Work to bring in the new line, at a cost of up to £207m, was approved at a meeting of the city council today.
It would add around three miles to the existing network and is due to be up and running by 2023.
Trams currently run between Edinburgh Airport and York Place, but the new line would add in stops in Leith and at the Ocean Terminal complex.
Councillor Lesley Macinnes, Transport and Environment Convener said: “This is a crucial decision for Edinburgh – for today’s residents and for generations to come.
“Taking trams to Newhaven will allow brownfield development sites to be transformed, opening up the whole of north Edinburgh to a wealth of opportunities in terms of jobs, housing and local facilities.”

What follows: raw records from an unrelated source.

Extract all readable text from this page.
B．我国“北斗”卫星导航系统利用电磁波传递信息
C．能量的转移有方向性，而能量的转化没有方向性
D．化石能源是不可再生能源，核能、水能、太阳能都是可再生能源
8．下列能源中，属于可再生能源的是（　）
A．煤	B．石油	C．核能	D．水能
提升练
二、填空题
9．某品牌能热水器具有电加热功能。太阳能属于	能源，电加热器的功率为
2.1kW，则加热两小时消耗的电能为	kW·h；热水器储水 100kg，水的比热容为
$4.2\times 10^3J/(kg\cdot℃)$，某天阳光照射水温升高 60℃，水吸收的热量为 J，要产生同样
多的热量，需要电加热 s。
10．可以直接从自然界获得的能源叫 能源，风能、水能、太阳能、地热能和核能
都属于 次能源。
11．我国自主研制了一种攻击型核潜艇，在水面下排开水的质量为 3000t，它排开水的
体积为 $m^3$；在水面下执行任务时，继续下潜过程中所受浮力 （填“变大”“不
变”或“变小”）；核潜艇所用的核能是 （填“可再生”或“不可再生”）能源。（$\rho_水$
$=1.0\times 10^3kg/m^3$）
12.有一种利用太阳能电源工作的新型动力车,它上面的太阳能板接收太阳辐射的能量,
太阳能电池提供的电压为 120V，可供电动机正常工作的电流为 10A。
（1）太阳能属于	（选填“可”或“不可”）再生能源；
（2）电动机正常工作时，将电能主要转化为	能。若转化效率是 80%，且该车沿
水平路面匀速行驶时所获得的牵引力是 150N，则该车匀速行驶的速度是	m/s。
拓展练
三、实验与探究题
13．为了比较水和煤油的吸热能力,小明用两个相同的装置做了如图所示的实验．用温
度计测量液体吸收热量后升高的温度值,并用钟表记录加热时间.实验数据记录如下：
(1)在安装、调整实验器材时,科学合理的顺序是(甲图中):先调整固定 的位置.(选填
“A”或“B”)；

Next stop: Newhaven! The #TramsToNewhaven project has been given the go-ahead by councillors. Passenger services to Newhaven are timetabled to begin in the first part of 2023. https://t.co/oWOo3CJGre pic.twitter.com/OTtE1CLCFw
— The City of Edinburgh Council (@Edinburgh_CC) March 14, 2019
Councillors had been examining the final business case for the line extension, with the cost rising £42m from the initial estimate.
A public inquiry led by a judge looked into the first phase and is yet to report on its findings.
The project is set to be funded by borrowing, paid back by future tram fare revenues, as well as a dividend of £20m from public firm Lothian Buses.
Nearly 16 million people are forecast to use the completed Edinburgh Airport to Newhaven tramline in its first year of operation – almost double the number predicted for the existing Airport to York Place route in the same period.
Edinburgh City Council will fund the project by borrowing, paid back by future ticket sales and a £20m dividend from Lothian Buses.
The Community Councils Together on Trams (CCTT) group, made up of four community councils along the tram route, said: “While we continue to support the broad principle and ambitious aims of the tram extension, a number of our concerns have yet to be fully addressed.
“We recognise that a strong feeling exists among many people in our communities that this project is being pushed through with undue and unnecessary haste.
“We remain sceptical about the absence of sufficiently robust progress or commitment over the following measures which are essential if the tram is to achieve its steep environmental mode-shifting targets and if the collateral damage of the inevitably disruptive construction period is to be reduced.”
CCTT says it is still seeking firm commitment from Edinburgh Council, Transport Scotland and Transport for Edinburgh for a Fully Intergrated Ticketing System, staged construction sites to reduce disruption, controlled parking zones and other logistical measures.